Some cyberattacks take a device offline, some take companies offline, and some take entire power grids down. Now, the potential for the latter exists, as a new malicious software has emerged that is capable of causing power outages by ordering industrial computers to shut down electricity transmission. It’s named Crash Override, or Industroyer, and it’s actually the original malware responsible for the Ukrainian power outage back in December.
Apparently, the December attack, which took out an electric transmission station north of the city of Kiev, blacking out a portion of the Ukrainian capital for an hour, was maybe just an initial test. Now, the hackers appear to be testing the most evolved variant of the grid-infecting malware observed yet. This version is said to be capable of causing outages of up to a few days in portions of a nation’s grid.
How exactly does it work? Though the attack vector has not been confirmed, the infection is reported to start with phishing emails. The malware attacks Microsoft Windows systems only and then tries to communicate to ICS devices using four different payloads across four ICS protocols:
IEC 60870-5-101 (aka IEC 101)
IEC 60870-5-104 (aka IEC 104)
OLE for Process Control Data Access (OPC DA)

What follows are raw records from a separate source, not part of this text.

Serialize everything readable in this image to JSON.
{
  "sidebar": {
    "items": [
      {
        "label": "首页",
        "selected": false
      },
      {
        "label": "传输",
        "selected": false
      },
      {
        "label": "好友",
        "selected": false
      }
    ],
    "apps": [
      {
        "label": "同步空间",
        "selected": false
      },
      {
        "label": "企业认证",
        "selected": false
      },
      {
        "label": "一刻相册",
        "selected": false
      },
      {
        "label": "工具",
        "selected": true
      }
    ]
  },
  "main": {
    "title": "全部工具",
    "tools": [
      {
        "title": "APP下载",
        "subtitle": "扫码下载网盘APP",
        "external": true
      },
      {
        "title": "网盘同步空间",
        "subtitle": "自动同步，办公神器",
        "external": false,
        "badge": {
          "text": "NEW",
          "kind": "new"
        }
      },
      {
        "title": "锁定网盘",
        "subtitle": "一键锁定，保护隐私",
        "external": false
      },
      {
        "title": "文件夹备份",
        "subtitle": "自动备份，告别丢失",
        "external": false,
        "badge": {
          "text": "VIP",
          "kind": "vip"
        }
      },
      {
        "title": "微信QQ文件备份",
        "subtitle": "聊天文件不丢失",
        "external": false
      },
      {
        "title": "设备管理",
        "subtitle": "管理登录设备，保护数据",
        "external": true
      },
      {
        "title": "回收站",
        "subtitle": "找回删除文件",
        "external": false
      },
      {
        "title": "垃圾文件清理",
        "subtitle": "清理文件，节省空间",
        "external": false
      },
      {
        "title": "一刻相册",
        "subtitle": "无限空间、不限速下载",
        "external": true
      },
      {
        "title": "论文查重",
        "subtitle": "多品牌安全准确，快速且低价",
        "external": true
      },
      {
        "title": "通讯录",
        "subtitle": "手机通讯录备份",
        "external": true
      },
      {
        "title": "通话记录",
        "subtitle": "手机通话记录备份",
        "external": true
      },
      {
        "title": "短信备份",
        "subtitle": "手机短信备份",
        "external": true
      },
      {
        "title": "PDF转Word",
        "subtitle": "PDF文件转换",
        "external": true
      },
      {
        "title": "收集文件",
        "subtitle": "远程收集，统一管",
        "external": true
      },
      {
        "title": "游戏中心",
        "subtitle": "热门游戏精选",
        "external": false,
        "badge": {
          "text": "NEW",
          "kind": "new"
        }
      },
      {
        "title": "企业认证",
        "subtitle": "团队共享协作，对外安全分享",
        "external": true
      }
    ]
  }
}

Once inside, the malware installs a second backdoor, which is a trojanized version of Windows Notepad. The purpose of this second backdoor is to act as backup in the chance that the main backdoor is discovered, as well as to survive reboots.
Additionally, the threat actors used a custom DDoS tool that exploited a flaw, classified under CVE-2015-5374, to render Siemens SIPROTEC devices unresponsive. They also used a custom port scanner to map the target’s network and a custom data wiper to make the infected Windows devices crash and to complicate incident response for IT security analysts.

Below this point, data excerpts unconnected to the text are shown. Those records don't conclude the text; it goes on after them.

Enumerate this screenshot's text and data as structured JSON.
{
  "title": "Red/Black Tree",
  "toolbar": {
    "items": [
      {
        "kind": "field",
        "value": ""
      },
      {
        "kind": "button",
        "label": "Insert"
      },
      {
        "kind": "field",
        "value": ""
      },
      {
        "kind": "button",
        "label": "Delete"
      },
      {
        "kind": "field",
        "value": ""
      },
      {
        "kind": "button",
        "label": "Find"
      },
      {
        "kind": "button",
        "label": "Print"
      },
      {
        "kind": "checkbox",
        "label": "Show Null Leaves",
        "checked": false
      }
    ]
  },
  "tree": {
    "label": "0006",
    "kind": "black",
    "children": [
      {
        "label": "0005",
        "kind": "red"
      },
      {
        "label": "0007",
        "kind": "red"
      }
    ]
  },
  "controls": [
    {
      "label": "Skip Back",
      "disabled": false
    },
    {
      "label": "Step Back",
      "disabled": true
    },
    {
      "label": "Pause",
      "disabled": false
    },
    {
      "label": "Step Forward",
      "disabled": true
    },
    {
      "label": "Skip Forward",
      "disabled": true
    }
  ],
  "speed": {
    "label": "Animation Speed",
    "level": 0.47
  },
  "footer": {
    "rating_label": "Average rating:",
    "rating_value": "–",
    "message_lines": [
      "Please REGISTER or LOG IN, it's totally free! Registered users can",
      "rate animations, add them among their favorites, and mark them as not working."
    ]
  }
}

What next? The good news is: known malicious samples are detected with a minimum DAT of 8568 for VSE and Web Gateway or 3019 for ENS. Plus, Microsoft has patches available. Make sure to keep Windows systems and ICS devices up to date. Additionally, the malware can be detected if utility companies monitor their networks for abnormal traffic, including looking for signs that the malware is searching for the location of substations or sending messages to switch.